Morgan and Turner expressed a concern for further outsourcing of American companies overseas if the EFCA passes.
“Why would anybody do business in the U.S.? Why would you put your money at risk if a government person could come in and tell you how much you can make on your business, how much you have to pay your employees, what kind of health coverage you have to provide? I think small businesses would suffer, and I think big businesses would suffer,” Morgan said.
“The system as it is today is not broken,” said Turner. “Unions win more than 60 percent of all elections. The ways that unions would benefit would be doing more for their members, helping to assist their members. That’s why unions have declined. We have so many laws now to protect employees, and they protect all employees. And most employees believe that if they do a good job, they can negotiate a better situation with their employer. They want to have a direct relationship with their employer; they don’t need a third party.”

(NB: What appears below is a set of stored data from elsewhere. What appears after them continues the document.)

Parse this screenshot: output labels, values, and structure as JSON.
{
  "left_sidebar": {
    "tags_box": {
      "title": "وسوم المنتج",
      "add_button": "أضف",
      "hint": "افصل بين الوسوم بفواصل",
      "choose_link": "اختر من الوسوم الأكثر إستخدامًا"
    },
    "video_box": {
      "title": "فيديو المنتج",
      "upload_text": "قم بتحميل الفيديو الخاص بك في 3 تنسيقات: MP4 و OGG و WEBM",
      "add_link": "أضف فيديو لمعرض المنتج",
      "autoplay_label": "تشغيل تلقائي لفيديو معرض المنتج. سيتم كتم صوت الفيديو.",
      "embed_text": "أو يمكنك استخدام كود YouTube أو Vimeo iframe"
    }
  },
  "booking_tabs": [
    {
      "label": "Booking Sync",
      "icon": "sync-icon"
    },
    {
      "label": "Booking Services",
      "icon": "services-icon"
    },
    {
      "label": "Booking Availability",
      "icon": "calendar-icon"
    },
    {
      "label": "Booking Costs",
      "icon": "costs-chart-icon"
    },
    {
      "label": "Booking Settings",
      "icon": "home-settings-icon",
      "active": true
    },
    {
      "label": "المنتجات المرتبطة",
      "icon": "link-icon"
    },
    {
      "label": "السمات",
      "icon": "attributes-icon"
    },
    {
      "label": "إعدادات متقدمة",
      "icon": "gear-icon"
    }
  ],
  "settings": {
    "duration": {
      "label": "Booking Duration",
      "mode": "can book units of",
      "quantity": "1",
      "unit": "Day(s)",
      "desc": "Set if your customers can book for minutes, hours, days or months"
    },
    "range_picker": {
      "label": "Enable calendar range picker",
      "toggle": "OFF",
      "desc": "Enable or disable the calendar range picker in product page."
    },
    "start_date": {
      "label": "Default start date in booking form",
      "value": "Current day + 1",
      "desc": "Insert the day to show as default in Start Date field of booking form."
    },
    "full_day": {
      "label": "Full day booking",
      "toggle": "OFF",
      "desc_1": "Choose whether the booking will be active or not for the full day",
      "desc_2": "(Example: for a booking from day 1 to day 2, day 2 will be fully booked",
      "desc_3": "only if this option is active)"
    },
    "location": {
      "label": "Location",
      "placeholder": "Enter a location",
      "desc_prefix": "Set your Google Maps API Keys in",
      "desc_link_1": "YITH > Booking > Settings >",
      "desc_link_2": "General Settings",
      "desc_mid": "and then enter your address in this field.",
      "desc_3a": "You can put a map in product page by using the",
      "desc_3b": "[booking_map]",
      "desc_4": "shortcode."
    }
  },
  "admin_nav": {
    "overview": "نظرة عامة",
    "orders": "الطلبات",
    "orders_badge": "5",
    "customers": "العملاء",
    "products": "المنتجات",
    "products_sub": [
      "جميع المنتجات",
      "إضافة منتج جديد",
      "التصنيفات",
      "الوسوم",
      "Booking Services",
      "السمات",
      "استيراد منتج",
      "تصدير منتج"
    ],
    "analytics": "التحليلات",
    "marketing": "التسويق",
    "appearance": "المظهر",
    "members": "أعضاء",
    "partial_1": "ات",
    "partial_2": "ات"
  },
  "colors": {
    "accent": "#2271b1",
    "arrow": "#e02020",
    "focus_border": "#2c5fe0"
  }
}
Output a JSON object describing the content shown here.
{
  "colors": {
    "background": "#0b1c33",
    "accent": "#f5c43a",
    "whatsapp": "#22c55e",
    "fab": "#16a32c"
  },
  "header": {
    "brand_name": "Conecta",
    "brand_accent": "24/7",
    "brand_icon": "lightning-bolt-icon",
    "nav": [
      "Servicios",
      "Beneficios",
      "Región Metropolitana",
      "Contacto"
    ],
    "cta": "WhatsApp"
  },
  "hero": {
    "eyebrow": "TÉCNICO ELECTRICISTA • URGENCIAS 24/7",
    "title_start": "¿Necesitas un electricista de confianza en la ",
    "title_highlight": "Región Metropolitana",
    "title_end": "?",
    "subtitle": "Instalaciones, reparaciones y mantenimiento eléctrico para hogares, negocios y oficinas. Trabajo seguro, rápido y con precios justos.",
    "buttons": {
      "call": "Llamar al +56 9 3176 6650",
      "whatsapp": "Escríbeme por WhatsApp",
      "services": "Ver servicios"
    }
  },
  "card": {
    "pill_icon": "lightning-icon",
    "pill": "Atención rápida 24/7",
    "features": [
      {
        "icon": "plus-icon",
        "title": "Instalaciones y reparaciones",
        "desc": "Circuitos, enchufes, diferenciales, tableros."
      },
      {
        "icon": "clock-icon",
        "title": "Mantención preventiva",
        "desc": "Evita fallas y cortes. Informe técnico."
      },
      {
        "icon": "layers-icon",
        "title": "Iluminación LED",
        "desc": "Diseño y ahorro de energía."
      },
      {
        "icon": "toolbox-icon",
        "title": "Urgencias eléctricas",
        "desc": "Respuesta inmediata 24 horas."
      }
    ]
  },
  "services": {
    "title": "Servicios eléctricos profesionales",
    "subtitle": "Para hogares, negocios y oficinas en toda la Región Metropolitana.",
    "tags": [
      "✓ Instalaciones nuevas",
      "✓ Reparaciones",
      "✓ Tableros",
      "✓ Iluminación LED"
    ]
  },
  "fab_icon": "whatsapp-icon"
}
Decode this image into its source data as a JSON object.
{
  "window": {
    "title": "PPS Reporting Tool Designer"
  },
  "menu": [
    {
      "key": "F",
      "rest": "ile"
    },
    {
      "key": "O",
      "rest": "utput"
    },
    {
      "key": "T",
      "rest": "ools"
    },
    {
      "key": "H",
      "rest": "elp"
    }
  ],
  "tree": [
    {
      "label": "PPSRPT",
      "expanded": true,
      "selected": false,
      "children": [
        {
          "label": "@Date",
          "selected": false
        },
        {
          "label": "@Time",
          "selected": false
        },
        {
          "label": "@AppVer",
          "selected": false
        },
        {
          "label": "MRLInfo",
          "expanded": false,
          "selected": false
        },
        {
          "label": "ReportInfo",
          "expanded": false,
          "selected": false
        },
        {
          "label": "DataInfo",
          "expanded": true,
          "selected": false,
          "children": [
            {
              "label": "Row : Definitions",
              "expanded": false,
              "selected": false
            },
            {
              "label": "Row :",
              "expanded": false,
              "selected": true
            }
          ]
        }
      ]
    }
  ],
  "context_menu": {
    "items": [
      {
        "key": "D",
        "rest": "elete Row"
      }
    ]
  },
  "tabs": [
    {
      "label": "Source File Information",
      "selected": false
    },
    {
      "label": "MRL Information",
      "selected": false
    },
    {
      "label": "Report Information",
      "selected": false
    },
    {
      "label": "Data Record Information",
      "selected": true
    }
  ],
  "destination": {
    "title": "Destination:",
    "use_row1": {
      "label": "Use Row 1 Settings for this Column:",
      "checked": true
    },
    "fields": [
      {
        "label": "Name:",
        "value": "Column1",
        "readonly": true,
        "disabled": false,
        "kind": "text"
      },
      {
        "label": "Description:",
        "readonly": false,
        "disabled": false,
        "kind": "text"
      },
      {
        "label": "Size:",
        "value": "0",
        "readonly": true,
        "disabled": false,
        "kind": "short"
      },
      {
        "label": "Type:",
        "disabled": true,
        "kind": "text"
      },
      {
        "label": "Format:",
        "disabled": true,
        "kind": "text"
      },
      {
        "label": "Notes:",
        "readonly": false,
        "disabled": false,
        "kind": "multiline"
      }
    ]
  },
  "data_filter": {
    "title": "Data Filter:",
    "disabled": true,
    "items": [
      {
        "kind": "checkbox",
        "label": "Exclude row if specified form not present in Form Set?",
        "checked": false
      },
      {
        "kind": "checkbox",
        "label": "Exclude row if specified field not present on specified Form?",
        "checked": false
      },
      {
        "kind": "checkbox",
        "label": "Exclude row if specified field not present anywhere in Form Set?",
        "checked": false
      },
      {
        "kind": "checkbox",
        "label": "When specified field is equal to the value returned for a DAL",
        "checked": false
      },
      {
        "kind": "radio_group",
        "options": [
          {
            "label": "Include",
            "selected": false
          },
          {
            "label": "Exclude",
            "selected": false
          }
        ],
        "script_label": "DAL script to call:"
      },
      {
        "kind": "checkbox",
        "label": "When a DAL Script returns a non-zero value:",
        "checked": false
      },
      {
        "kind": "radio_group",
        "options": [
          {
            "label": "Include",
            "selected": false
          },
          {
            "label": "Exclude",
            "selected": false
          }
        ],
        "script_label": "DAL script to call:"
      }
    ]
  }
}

“If EFCA doesn’t pass, we’d be in the same boat we’re in now,” said Hickman. “It’s technically and legally possible to unionize, but effectively there is very little unionization in the private sector because once you get people together, there’s a two-year trial before the vote, management picks people off and fires with impunity those people who are union activists and organizers.
“In the course of two years, the union effort wanes and goes away. And the pressure on employers to be decent is much less because they know it is so much harder to be organized. Whereas if the Employee Free Choice Act passes, employees have to be more decent.”
The legislation is still being reviewed in both houses of Congress. A date for a vote is not known.